O líder do CHEGA defendeu também que a rejeição da proposta do Governo para alterar a lei laboral “não se trata de nenhum cálculo político”.
“Trata-se de defender precisamente aquilo que de mais precioso temos em Portugal, a nossa mão-de-obra sustentada e sustentável, a nossa economia sustentada e sustentável, e relações de trabalho para o futuro”, afirmou.
Ventura defendeu que a “lógica e o objetivo não é ser muleta do Governo, é corrigir os erros do Governo e fazer uma oposição responsável”.
Sobre a descida da idade da reforma, uma das principais critérios que o CHEGA colocou para viabilizar o pacote laboral, o deputado disse que o Governo “entendeu que não devia baixar nem um dia”, nem “congelar o seu aumento durante os próximos meses”, enquanto essa possibilidade era científica.

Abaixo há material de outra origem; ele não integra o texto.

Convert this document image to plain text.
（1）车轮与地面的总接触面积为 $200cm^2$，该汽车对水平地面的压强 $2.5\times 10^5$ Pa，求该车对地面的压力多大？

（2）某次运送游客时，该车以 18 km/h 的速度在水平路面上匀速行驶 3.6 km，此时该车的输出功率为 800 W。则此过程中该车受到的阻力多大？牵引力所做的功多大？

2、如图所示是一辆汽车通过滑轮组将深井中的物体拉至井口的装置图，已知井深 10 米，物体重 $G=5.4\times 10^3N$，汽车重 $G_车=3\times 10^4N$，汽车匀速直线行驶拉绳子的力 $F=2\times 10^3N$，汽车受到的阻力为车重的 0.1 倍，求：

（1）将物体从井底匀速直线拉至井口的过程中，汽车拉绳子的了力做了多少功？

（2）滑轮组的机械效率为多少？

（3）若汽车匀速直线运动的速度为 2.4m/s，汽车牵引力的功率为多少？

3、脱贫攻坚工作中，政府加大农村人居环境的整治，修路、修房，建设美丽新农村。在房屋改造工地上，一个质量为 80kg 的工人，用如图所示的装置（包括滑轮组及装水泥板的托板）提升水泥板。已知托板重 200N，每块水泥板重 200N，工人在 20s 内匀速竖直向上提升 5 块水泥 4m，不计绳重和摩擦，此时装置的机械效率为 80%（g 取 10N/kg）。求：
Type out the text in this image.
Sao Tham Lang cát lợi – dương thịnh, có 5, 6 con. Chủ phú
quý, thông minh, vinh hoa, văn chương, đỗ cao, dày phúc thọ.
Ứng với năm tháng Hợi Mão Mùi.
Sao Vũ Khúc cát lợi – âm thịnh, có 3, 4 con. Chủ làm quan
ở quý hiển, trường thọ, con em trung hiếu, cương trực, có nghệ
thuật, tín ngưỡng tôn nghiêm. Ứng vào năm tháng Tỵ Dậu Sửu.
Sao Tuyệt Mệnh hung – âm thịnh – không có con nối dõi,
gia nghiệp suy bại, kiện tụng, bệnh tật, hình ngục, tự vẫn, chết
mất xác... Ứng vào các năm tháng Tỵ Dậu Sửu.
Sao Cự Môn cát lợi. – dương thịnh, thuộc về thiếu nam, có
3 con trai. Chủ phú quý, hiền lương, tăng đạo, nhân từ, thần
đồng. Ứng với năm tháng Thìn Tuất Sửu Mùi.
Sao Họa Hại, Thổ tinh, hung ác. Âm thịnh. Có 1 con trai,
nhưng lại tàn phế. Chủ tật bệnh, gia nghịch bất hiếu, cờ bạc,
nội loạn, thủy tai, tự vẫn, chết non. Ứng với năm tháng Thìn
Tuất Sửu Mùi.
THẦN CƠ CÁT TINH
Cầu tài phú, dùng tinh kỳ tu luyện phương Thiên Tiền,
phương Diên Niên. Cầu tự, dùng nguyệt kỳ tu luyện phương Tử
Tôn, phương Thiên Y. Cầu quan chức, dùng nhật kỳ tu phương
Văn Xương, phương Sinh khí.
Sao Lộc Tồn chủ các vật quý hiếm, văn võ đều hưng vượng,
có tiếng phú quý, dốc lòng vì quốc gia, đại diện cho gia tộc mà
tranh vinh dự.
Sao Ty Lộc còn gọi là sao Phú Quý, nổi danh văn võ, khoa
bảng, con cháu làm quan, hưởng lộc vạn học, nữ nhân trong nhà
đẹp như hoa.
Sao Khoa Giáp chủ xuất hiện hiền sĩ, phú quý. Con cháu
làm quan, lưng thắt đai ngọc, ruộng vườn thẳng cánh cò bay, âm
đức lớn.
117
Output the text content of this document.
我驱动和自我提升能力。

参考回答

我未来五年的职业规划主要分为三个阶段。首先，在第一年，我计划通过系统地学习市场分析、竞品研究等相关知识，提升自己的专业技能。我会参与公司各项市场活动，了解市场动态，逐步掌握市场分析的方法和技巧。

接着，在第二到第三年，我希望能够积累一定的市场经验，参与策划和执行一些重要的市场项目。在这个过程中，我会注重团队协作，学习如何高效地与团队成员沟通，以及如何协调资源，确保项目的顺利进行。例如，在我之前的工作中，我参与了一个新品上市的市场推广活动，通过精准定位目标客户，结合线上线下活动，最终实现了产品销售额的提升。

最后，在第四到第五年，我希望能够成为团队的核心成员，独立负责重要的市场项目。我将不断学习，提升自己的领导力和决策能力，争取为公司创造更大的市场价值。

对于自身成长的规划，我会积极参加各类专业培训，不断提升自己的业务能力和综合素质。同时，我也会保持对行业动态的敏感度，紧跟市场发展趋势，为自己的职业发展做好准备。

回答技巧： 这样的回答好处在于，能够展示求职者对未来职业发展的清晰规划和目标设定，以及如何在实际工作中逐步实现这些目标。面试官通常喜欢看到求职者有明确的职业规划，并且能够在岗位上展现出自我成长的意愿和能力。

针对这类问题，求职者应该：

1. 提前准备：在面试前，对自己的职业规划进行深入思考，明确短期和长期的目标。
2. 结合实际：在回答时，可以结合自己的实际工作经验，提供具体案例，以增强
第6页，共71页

“O Governo aceitou a proposta do CHEGA de podermos ter uma comissão para estudar uma eventual descida da idade da reforma, mas a idade da reforma ia subir durante o tempo em que a estamos a estudar. Pergunto se há alguém no país que possa aceitar isto”, afirmou.
No caso “dos tetos às pensões milionárias”, referiu que o executivo também não aceitou esta reclamação, “porque desequilibraria alegadamente, segundo o Governo, o sistema de Segurança Social”.
No que toca ao fim das subvenções vitais, André Ventura disse que o Governo também não aceitou, “entendendo que há questões de constitucionalidade que se colocam”.
A proposta de lei para rever a lei laboral foi rejeitada na generalidade, no Parlamento, com o CHEGA a votar contra, depois de não ter chegado a acordo com o Governo.